Cromoglicinsäure plus diätetische Umstellung verspricht Symptomverbesserungen über einen langen Zeitraum

Leri und Kollegen (1997) behandelten 120 Reizdarmpatienten mit Durchfall mittels Eliminationsdiät oder Eliminationsdiät plus Cromoglicinsäure (4x250mg).

 

Obwohl nur knapp die Hälfte der Teilnehmer einen positiven Prick-Test zeigte, profitierten 89% der Cromoglicingruppe signifikant. Die Autoren schließen nach mehreren Monaten, dass die Therapie für Responder einer langfristigen Erfolg (kein Plazebo!) verspricht.

 

 

Cromoglicinsäure aus der Apotheke

Ich möchte hier ausdrücklich darauf hinweisen, dass ich kein Arzt bin und jeder Leserin, jedem Leser dringend rate, jegliche Medimkamenteneinnahme, egal ob verschreibungspflichtig oder eben nicht, immer mit dem behandelnden Haus- oder Facharzt abzusprechen. Die Ausführungen auf diesem Blog basieren lediglich auf den vorgestellten Studienergebnissen und persönlichen Erfahrungen.

 

Cromoglicinsäure wird zur Vorbeugung allergischer Reaktionen eingesetzt.
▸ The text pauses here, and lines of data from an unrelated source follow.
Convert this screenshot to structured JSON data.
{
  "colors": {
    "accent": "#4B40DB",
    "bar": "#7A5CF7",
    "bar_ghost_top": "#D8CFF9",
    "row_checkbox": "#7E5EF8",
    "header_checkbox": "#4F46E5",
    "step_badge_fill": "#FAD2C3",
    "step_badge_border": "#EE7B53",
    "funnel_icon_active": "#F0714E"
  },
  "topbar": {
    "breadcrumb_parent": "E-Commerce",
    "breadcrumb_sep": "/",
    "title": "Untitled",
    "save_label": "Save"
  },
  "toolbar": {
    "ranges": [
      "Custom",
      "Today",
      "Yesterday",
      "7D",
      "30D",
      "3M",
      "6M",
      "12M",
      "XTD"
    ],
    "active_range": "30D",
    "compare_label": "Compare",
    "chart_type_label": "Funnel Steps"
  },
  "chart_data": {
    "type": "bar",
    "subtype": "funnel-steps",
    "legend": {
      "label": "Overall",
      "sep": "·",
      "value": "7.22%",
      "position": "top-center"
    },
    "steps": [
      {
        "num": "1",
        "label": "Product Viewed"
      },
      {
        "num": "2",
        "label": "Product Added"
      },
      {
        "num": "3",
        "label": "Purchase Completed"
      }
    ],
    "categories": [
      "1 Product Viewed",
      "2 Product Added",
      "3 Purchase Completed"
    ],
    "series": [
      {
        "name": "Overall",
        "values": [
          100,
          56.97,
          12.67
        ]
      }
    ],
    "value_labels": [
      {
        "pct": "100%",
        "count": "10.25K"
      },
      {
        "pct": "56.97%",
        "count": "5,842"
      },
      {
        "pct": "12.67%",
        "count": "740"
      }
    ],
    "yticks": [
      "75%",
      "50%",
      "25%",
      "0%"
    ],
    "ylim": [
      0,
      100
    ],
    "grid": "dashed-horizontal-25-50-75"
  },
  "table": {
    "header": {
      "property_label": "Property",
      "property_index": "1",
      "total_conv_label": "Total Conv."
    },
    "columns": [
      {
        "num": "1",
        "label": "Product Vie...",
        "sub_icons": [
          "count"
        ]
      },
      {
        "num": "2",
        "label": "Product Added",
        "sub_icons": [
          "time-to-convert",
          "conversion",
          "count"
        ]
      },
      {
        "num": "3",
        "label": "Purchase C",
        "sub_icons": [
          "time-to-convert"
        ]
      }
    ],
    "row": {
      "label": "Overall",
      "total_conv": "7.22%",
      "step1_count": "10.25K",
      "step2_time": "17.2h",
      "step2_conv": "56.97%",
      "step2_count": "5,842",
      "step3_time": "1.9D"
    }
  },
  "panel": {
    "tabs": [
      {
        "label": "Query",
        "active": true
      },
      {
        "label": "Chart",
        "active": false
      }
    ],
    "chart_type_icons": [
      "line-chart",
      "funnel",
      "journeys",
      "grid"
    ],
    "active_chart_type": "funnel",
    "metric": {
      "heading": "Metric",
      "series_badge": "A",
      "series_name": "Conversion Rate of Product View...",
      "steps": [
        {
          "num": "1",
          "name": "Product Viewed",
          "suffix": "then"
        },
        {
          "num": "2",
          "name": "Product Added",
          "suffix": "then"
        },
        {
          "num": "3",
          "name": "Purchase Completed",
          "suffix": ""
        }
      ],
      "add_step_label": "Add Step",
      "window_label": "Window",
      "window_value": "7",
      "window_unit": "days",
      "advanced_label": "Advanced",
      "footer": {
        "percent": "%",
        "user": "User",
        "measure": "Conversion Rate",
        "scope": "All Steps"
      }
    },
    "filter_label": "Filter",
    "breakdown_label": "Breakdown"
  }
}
Ihre Wirkungsweise erzielt sie durch das Blockieren von Chloridkanälen in den Mastzellen und hindert diese somit an der Freisetzung entzündlicher Mediatoren (bspw. Histamin). Dieser therapeutische Effekt kommt auch einer idiopathischen Mastzellaktivierung (siehe oben) zugute, welche beim Reizdarmsyndrom sehr evident ist. Aufgrund der kurzen Halbwertszeit muss Cromoglicinsäure mehrfach täglich, vor der Nahrungsaufnahme eingenommen werden. Sie ist auch bei Langzeitanwendung gut verträglich.

 

Cromoglicinsäure weist ein sehr positives Nebenwirkungsspektrum auf. Beobachtet wurden v.a. Reaktionen der Haut (Ausschläge, Juckreiz), Gelenkschmerzen und Übelkeit.

 

Cromoglicinsäure gibt es frei verkäuflich in der Apotheke oder über viele Versandapotheken (siehe unten). Das Medikament ist auf die Dauer recht kostspielig, so dass man eine weiterführende Diagnostik nur empfehlen kann. Sollten Sie Hinweise für eine allergische Beteiligung zeigen (erhöhte IgE-Werte, positiver Prick-Test usw.) kann Ihnen Ihr Arzt das Medikament dauerhaft verschreiben. Doch leider fehlt vielen Medizinern noch immer der Zugang zu Mastzell-assoziierten Erkrankungen ... Es werde Licht!